Smart way to format tables on stdout in C

Question

I am trying to write table to stdout with numerical data. I would like to format so that numbers are aligned like:

1234     23
 312   2314
  12    123

I know that max length of the number is 6 chars, is there a smart way to know how many spaces needs to be output before number so it looks exactly like this?

Answer 1

printf may be the quickest solution:

#include <cstdio>

int a[] = { 22, 52352, 532 };

for (unsigned int i = 0; i != 3; ++i)
{
    std::printf("%6i %6i\n", a[i], a[i]);
}

Prints:

    22     22
 52352  52352
   532    532

Something similar can be achieved with an arduous and verbose sequence of iostream commands; someone else will surely post such an answer should you prefer the "pure C++" taste of that.

---

Update: Actually, the iostreams version isn't that much more terrible. (As long as you don't want scientific float formatting or hex output, that is.) Here it goes:

#include <iostreams>
#include <iomanip>

for (unsigned int i = 0; i != 3; ++i)
{
    std::cout << std::setw(6) << a[i] << " " << std::setw(6) << a[i] << "\n";
}

Answer 2

For c, use "%6d" to specify printing, i.e.
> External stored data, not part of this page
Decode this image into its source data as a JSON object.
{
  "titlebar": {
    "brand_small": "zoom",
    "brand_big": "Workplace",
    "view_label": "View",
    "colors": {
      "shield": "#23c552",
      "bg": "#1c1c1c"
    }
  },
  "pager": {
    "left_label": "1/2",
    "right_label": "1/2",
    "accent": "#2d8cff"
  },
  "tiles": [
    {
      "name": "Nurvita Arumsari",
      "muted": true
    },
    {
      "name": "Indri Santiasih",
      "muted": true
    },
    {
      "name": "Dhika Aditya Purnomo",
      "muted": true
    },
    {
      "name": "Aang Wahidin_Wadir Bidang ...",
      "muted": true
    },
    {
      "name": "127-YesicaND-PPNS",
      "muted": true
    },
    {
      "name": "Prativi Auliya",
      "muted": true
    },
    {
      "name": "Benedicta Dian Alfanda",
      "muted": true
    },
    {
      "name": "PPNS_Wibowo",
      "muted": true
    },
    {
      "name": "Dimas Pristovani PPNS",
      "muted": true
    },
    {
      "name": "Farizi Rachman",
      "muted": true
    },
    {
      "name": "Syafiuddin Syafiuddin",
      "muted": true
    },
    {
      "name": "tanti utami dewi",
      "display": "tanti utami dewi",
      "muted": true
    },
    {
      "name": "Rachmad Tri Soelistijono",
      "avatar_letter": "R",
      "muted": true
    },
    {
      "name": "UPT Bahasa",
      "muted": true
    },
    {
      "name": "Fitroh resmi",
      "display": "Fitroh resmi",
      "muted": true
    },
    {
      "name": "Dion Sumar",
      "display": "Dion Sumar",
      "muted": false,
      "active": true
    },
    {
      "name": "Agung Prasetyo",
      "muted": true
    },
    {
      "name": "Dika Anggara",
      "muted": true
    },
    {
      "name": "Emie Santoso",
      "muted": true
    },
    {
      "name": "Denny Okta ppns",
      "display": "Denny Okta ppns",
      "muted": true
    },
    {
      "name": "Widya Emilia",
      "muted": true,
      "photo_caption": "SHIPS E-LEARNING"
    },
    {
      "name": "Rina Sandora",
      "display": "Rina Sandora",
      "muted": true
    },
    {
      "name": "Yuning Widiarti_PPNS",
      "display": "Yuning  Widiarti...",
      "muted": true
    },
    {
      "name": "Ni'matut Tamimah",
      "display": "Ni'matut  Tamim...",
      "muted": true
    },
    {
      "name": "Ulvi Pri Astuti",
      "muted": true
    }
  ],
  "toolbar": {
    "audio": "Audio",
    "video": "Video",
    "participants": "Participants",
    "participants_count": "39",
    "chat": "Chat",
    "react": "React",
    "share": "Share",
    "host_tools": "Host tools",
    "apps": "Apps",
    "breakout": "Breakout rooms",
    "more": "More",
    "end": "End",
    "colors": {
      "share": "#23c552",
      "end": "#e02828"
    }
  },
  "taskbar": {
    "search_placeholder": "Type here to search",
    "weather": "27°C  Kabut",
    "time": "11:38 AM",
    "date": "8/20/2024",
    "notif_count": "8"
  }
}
for (unsigned i = 0; i < ROWS(a); ++i) {
    for (unsigned j = 0; j < COLS(a); ++j) 
        printf("%6d ", a[i][j]);
    printf("\n");
}

For c++,

for (unsigned i = 0; i < ROWS(a); ++i) {
    for (unsigned j = 0; j < COLS(a); ++j) 
         std::cout  << a[i][j] << ' ';  
    std::cout << std::setw(6) << std::endl;
}

Don't forget to #include <iomanip>.

Use of cout is strongly recommended over printf for type safety reasons. If I remember correctly, Boost has a type-safe replacement for printf, so you can use that instead of you require the format-string, args form.